Sólo él sabía la amargura que lo embargaba al pensar que regresaba a su celda, tras una breve estancia en la enfermería a causa de una neumonía. De nuevo tendría que ocupar ese pestilente cubículo, la celda número ocho en el ala C de la prisión de Wakefield, en Hull, Inglaterra. La prisión más protegida, aislada y peligrosa del país. Y sólo él tenía la culpa de ello. Un pasado plagado de actos delictivos lo había llevado a habitar entre sus paredes.
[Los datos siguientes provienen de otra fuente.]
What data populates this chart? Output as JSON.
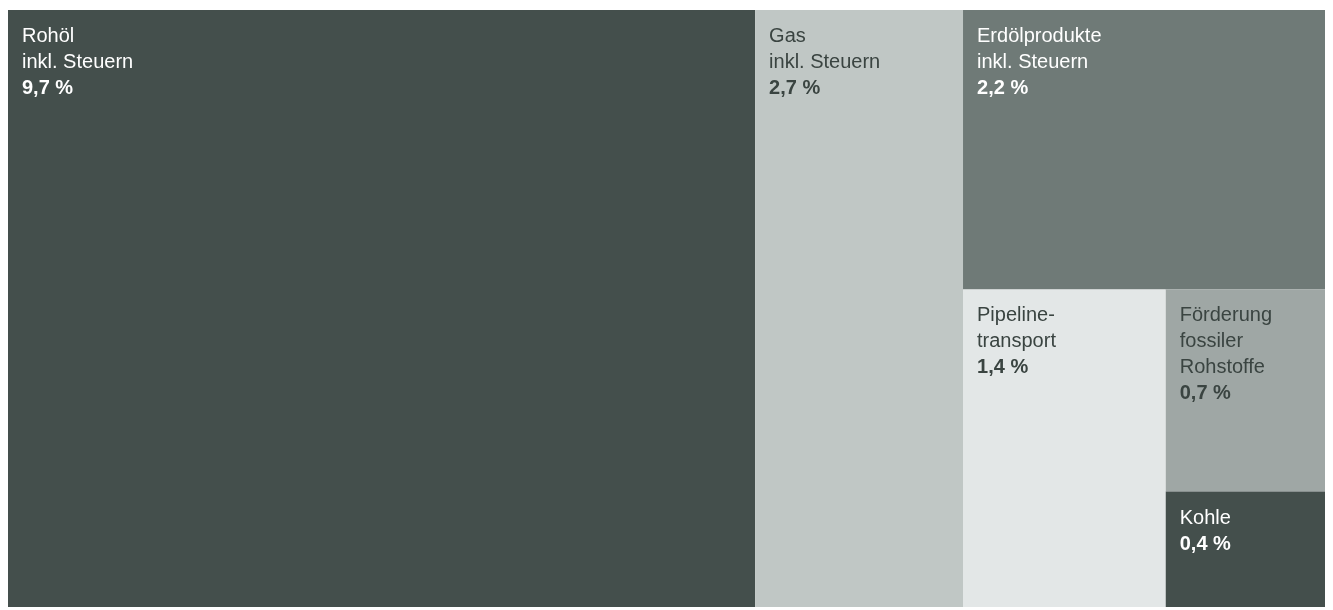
{
  "chart_data": {
    "type": "other",
    "categories": [
      "Rohöl\ninkl. Steuern",
      "Gas\ninkl. Steuern",
      "Erdölprodukte\ninkl. Steuern",
      "Pipeline-\ntransport",
      "Förderung\nfossiler\nRohstoffe",
      "Kohle"
    ],
    "values": [
      9.7,
      2.7,
      2.2,
      1.4,
      0.7,
      0.4
    ],
    "colors": [
      "#444f4c",
      "#c0c7c5",
      "#6f7a77",
      "#e3e7e7",
      "#9fa7a5",
      "#444f4c"
    ],
    "value_labels": [
      "9,7 %",
      "2,7 %",
      "2,2 %",
      "1,4 %",
      "0,7 %",
      "0,4 %"
    ]
  }
}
Robos a mano armada, hurtos, palizas, drogas... Los delitos de Albert Michael Wensbourgh eran tan numerosos como las uvas de un enorme racimo.
Avanzó por ese eterno pasillo con el corazón encogido por la rabia. «Algún día morirán en mis manos los culpables de que esté yo aquí. Hijos de puta. No veo el momento de salir de este lugar. Me pagarán cada día de encierro, cada minuto de estancia... Los enviaré al mismo lugar al que ellos me han enviado. Visitarán el infierno y se pudrirán en él, al igual que yo. Deben pagar... y pagarán.»